DENVER (AP) - The future of the hot-iron brand, an icon of Western heritage, is at the center of a nearly decade-long battle over cattle identification and traceability.
"It's the latest hot lightning rod," said John Reid, an Ordway rancher who is past president of the Colorado Independent Cattle Growers Association.
The U.S. Department of Agriculture is expected soon to release a draft of new regulations, which will remove the hot-iron brand from its list of official identification for cattle sold or shipped across state lines.
The new rules will require each animal to be identified by a number stamped on an ear tag.
States would still be able to use brands as official IDs within their boundaries.
Individual agreements between states can be reached to allow brands as official IDs for interstate movement.
Critics fear this is the beginning of the end for America's centuries-old branding tradition.
"The federal government's action sends a signal to the entire industry that the ear tag is a superior means of identification," said Bill Bullard, chief executive of the Ranchers-Cattlemen Action Legal Fund.
They argue that ear tags can fall off or be stolen by thieves, so are not a good form of official ID.
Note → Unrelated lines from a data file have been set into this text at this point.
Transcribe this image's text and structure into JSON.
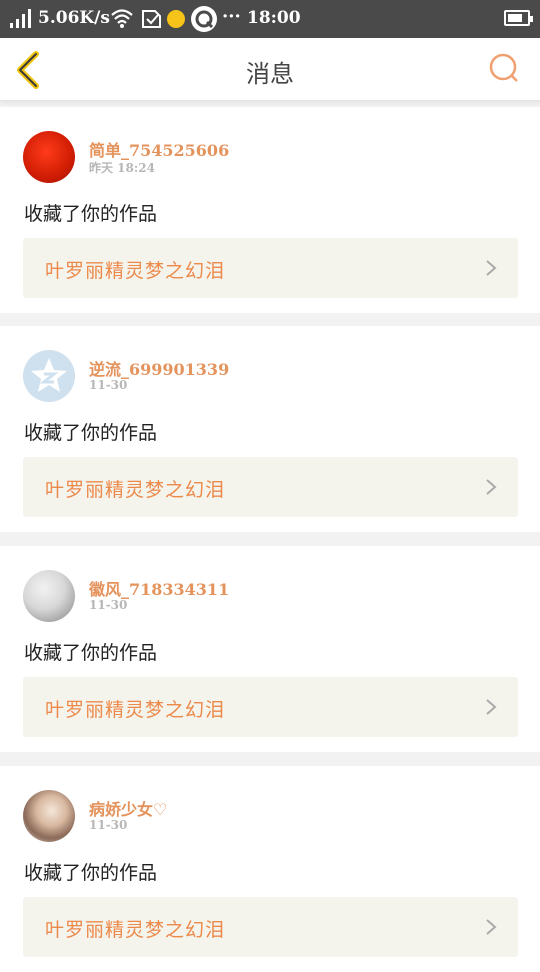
{
  "status_bar": {
    "net_speed": "5.06K/s",
    "dots": "···",
    "time": "18:00"
  },
  "header": {
    "title": "消息"
  },
  "notifications": [
    {
      "user": "简单_754525606",
      "time": "昨天 18:24",
      "action": "收藏了你的作品",
      "work": "叶罗丽精灵梦之幻泪",
      "avatar": "red-circle"
    },
    {
      "user": "逆流_699901339",
      "time": "11-30",
      "action": "收藏了你的作品",
      "work": "叶罗丽精灵梦之幻泪",
      "avatar": "qq-default"
    },
    {
      "user": "徽风_718334311",
      "time": "11-30",
      "action": "收藏了你的作品",
      "work": "叶罗丽精灵梦之幻泪",
      "avatar": "photo-gray"
    },
    {
      "user": "病娇少女♡",
      "time": "11-30",
      "action": "收藏了你的作品",
      "work": "叶罗丽精灵梦之幻泪",
      "avatar": "photo-warm"
    }
  ],
  "colors": {
    "accent": "#e4935c",
    "back_icon": "#f1c40f",
    "status_bar_bg": "#4a4a4a",
    "work_bg": "#f4f3ec"
  }
}
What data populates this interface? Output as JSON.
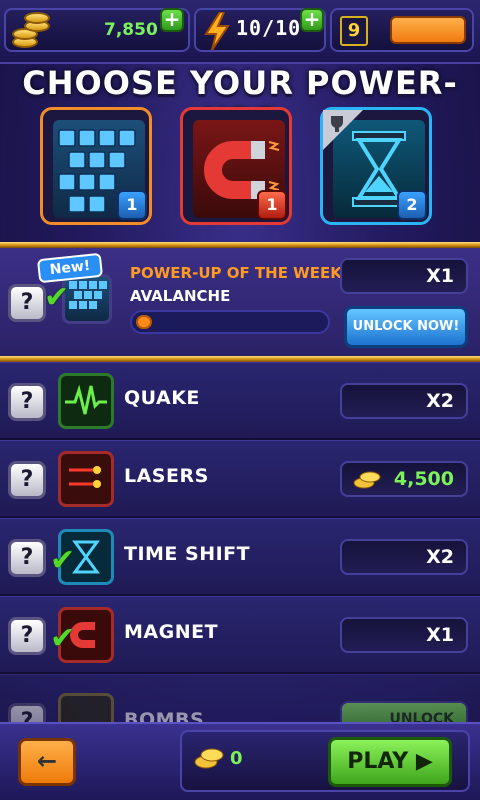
{
  "top_bar": {
    "coins": "7,850",
    "energy": "10/10",
    "gems": "9",
    "add_label": "+"
  },
  "title": "CHOOSE YOUR POWER-UPS",
  "selected_powerups": [
    {
      "name": "Avalanche",
      "icon": "grid-blocks-icon",
      "badge": "1",
      "border_color": "#f28c28"
    },
    {
      "name": "Magnet",
      "icon": "magnet-icon",
      "badge": "1",
      "border_color": "#e53935"
    },
    {
      "name": "Time Shift",
      "icon": "hourglass-icon",
      "badge": "2",
      "border_color": "#29b6f6"
    }
  ],
  "power_week": {
    "new_tag": "New!",
    "title": "POWER-UP OF THE WEEK",
    "name": "AVALANCHE",
    "count": "X1",
    "unlock_label": "UNLOCK NOW!",
    "progress": 0.05
  },
  "powerups": [
    {
      "name": "QUAKE",
      "icon": "quake-icon",
      "count": "X2",
      "checked": false
    },
    {
      "name": "LASERS",
      "icon": "lasers-icon",
      "count": "4,500",
      "checked": false
    },
    {
      "name": "TIME SHIFT",
      "icon": "hourglass-icon",
      "count": "X2",
      "checked": true
    },
    {
      "name": "MAGNET",
      "icon": "magnet-icon",
      "count": "X1",
      "checked": true
    },
    {
      "name": "BOMBS",
      "icon": "bomb-icon",
      "count": "UNLOCK",
      "checked": false
    }
  ],
  "help_label": "?",
  "bottom_bar": {
    "back_label": "←",
    "coins": "0",
    "play_label": "PLAY ▶"
  }
}
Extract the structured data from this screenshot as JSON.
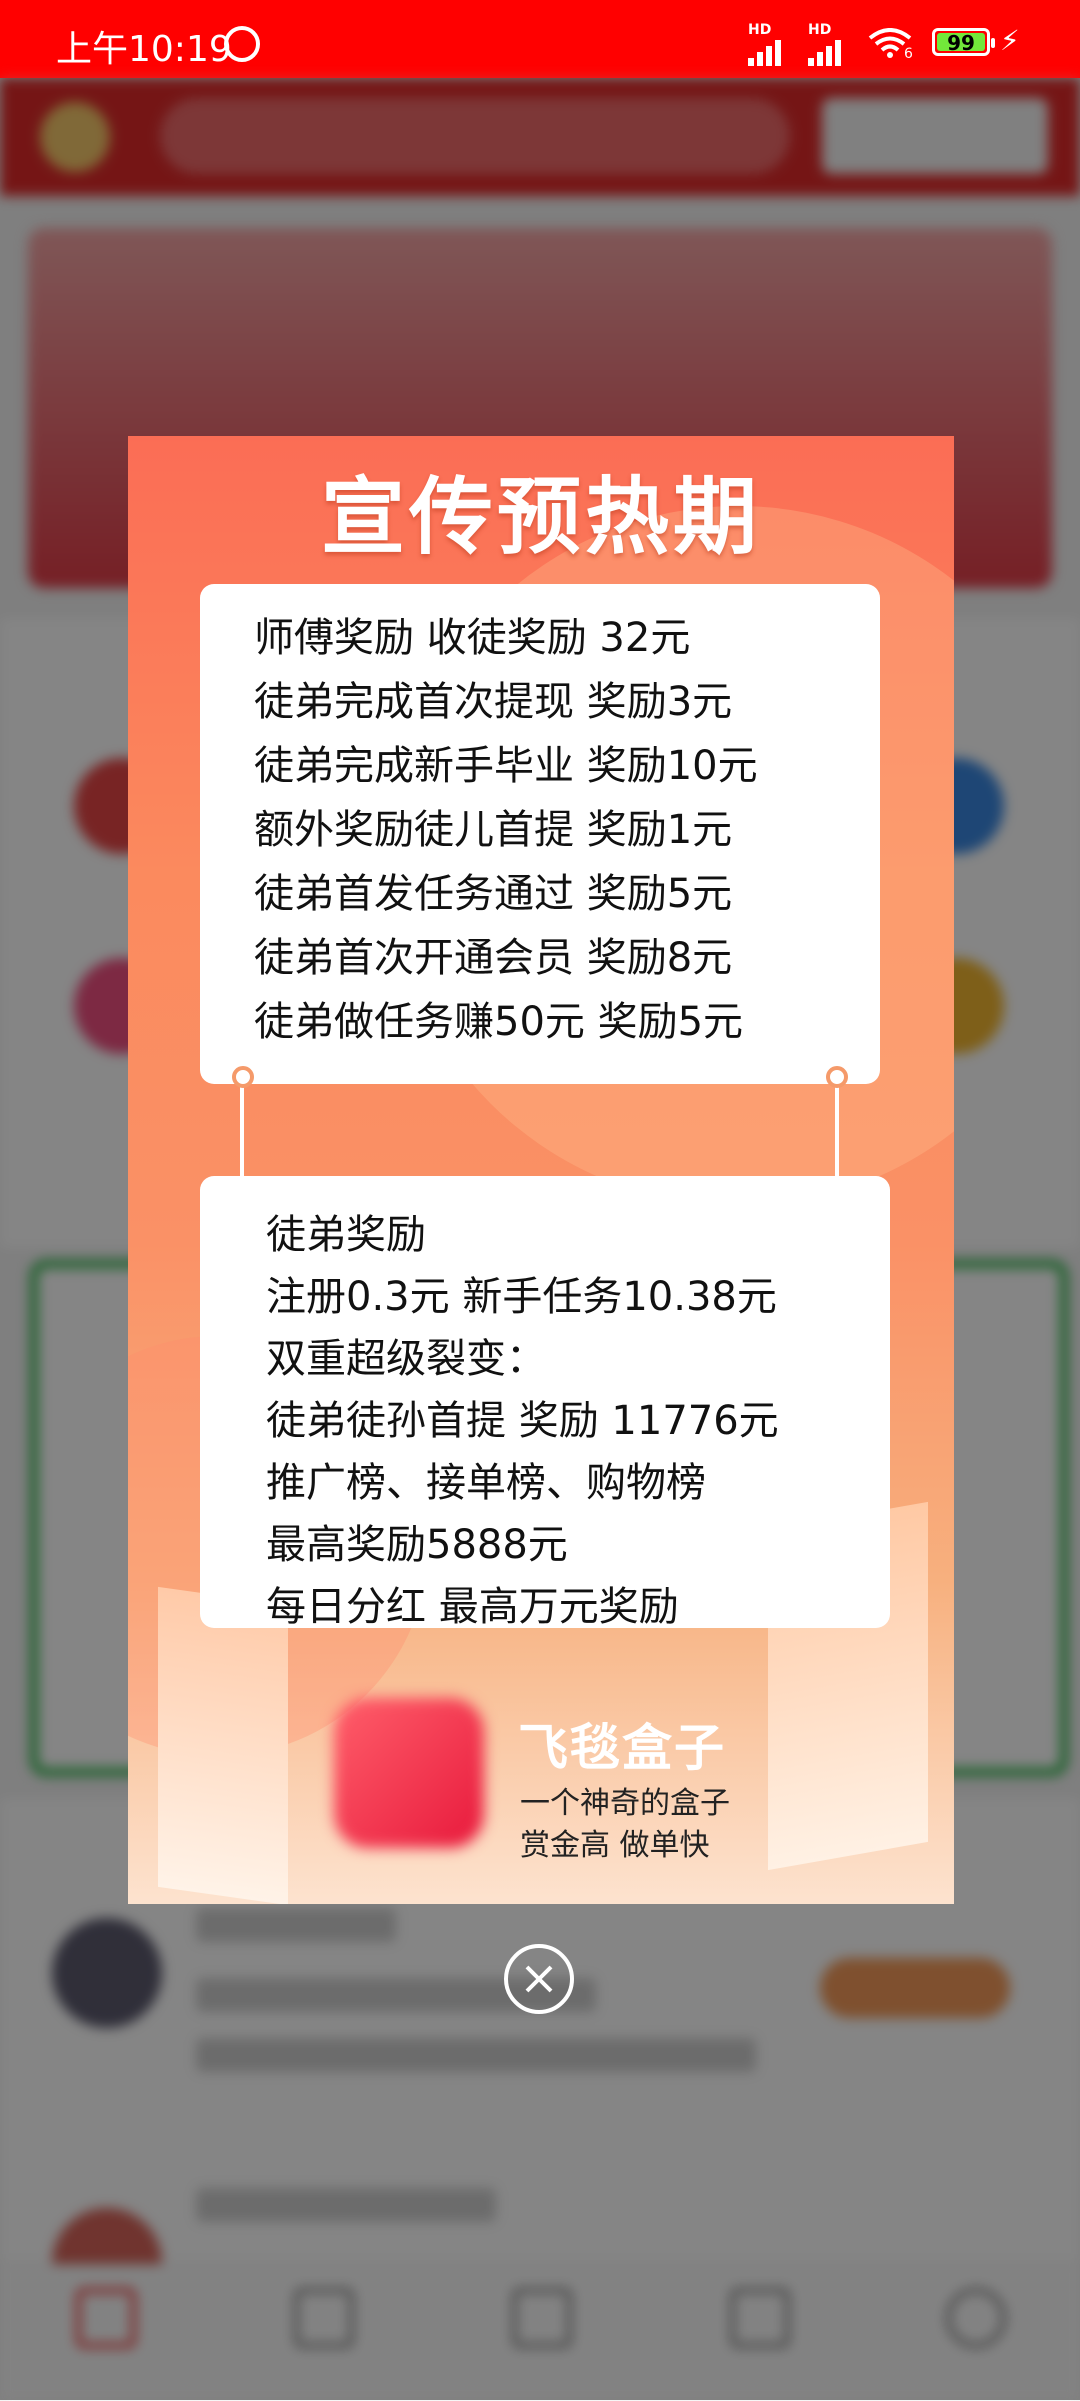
{
  "status_bar": {
    "time": "上午10:19",
    "battery": "99",
    "sim1_label": "HD",
    "sim2_label": "HD",
    "wifi_label": "6"
  },
  "popup": {
    "title": "宣传预热期",
    "master_rewards": [
      "师傅奖励 收徒奖励 32元",
      "徒弟完成首次提现 奖励3元",
      "徒弟完成新手毕业 奖励10元",
      "额外奖励徒儿首提 奖励1元",
      "徒弟首发任务通过 奖励5元",
      "徒弟首次开通会员 奖励8元",
      "徒弟做任务赚50元 奖励5元"
    ],
    "apprentice_rewards": [
      "徒弟奖励",
      "注册0.3元  新手任务10.38元",
      "双重超级裂变：",
      "徒弟徒孙首提 奖励 11776元",
      "推广榜、接单榜、购物榜",
      "最高奖励5888元",
      "每日分红 最高万元奖励"
    ],
    "brand": {
      "name": "飞毯盒子",
      "tagline": "一个神奇的盒子",
      "slogan": "赏金高 做单快"
    }
  },
  "colors": {
    "status_bar": "#ff0000",
    "popup_top": "#fb6d55",
    "popup_bottom": "#fde3cf",
    "dot_border": "#f59a6a"
  }
}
C olorado state veterinarian Keith Rohr, who has participated in creating the new rules, said that brands don't work for tracing animal disease back to its point of origin.
"Processing plants do several thousand (cattle) a day, and they can't stack hides up like pieces of paper," he said. "We understand that for Western states, the heritage of brands is very valuable and means a lot for herd ID. We would never change that."
Colorado's cattle producers are "almost universally" ready for the new program, he said. "It's a minority of producers who oppose it."
State brand commissioner Rick Wahlert said nothing will change for the state's cattle producers.
However, the new system is a critical element of participation in the gl obal beef-export market, he said.
"With international sales, if you cannot prove where your animal has been and where it came from, they won't buy your product, or will buy it at a reduced price," Wahlert said.
Negative reaction to the new rules, he said, "is really about change, and a fear of the government being in your business."
Gerald Schreiber, a third-generation rancher in northeastern Colorado, already uses ear tags for identification within the herd but bristles at the new regulations.
"It sounds good on the surface, but anytime you get the Big Brother approach, I don't trust it," he said. "The brand has worked for 100 years, I don't know why they want to disregard it. In the West, branding is more than just a tradition; it's our identity as ranches."
First proposed in 2002, the National Animal Identification System (NAIS) was rolled out in 2004, spurred by discovery of the first case of mad cow disease in the U.S. in December 2003, which triggered fears about the safety of the nation's food supply. But producers across the country were skeptical about the new program, which would require radio-frequency ear tags that would let cattle be tracked from slaughterhouse to birth.
Their concerns ranged from potential costs to confidentiality of information, including fears that animal-rights advocates would be able to gain information on ranchers through the use of the federal Freedom of Information Act.